Connecting the Bay of Bengal and the South China Sea : A Scaler View from the River, 1850–1945

Saturday, January 7, 2017: 1:50 PM
Centennial Ballroom F (Hyatt Regency Denver)
Iftekhar Iqbal, Universiti Brunei Darussalam
Although flanked by the Bay of Bengal and the South China Sea, mainland Southeast Asia sees more of its territories under the sway of the river than of the ocean. The port cities act as hubs of horizontal connectivity across the coastal rims, yet looking from the vantage point of the river, the region’s economic and cultural spaces are also informed by the way rivers provided mobilities of people, products and transregional imagination across the territories that connect the two seas. The port cities of Rangoon or Hong Kong, for example, acted as a great network of connectivity and mobility around the coastal rim across the mingled water of the Pacific and the Indian Ocean, but the rivers Irrawaddy and Pearl carried coastal influence deep inside the mainland in myriad directions.

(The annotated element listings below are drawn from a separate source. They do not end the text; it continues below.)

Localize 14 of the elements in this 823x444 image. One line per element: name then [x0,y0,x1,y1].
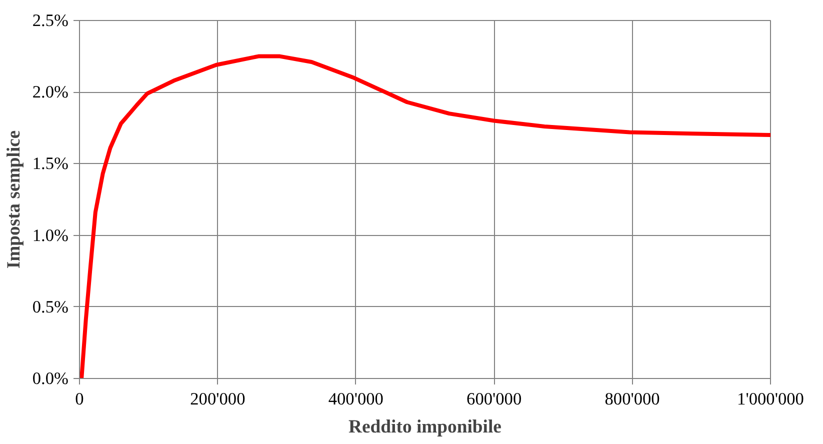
y-tick-label: 1.5% [32,154,69,174]
y-tick-label: 0.5% [32,297,69,316]
x-tick-label: 400'000 [328,390,384,408]
y-tick-label: 0.0% [32,369,69,388]
x-tick-label: 600'000 [466,390,522,408]
y-tick-label: 2.5% [32,11,69,30]
y-tick-label: 1.0% [32,226,69,245]
x-tick-label: 1'000'000 [737,390,804,408]
x-tick-label: 0 [75,390,84,408]
y-axis-title: Imposta semplice [3,130,24,269]
x-tick-label: 800'000 [604,390,660,408]
y-tick-label: 2.0% [32,82,69,102]
x-axis-title: Reddito imponibile [348,416,502,438]
x-tick-label: 200'000 [190,390,246,408]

How do we measure the economic and cultural entanglement on the scale of the river while considering the implications of the important oceanic spaces? My paper argues that locating South China Sea as a distinct yet tangled cultural and economic space requires as much attention to the rivers that lead to it as to the neighbouring oceanic waterbodies. In particular, the paper will track the mobility of transregional merchants, migrants and explorers who used the Brahmaputra, Irrawaddy, Salween, Mekong, Pearl and Yangtze rivers to reach further inland while also creating circulatory overland pathways that connected the Bay of Bengal with the South China Sea.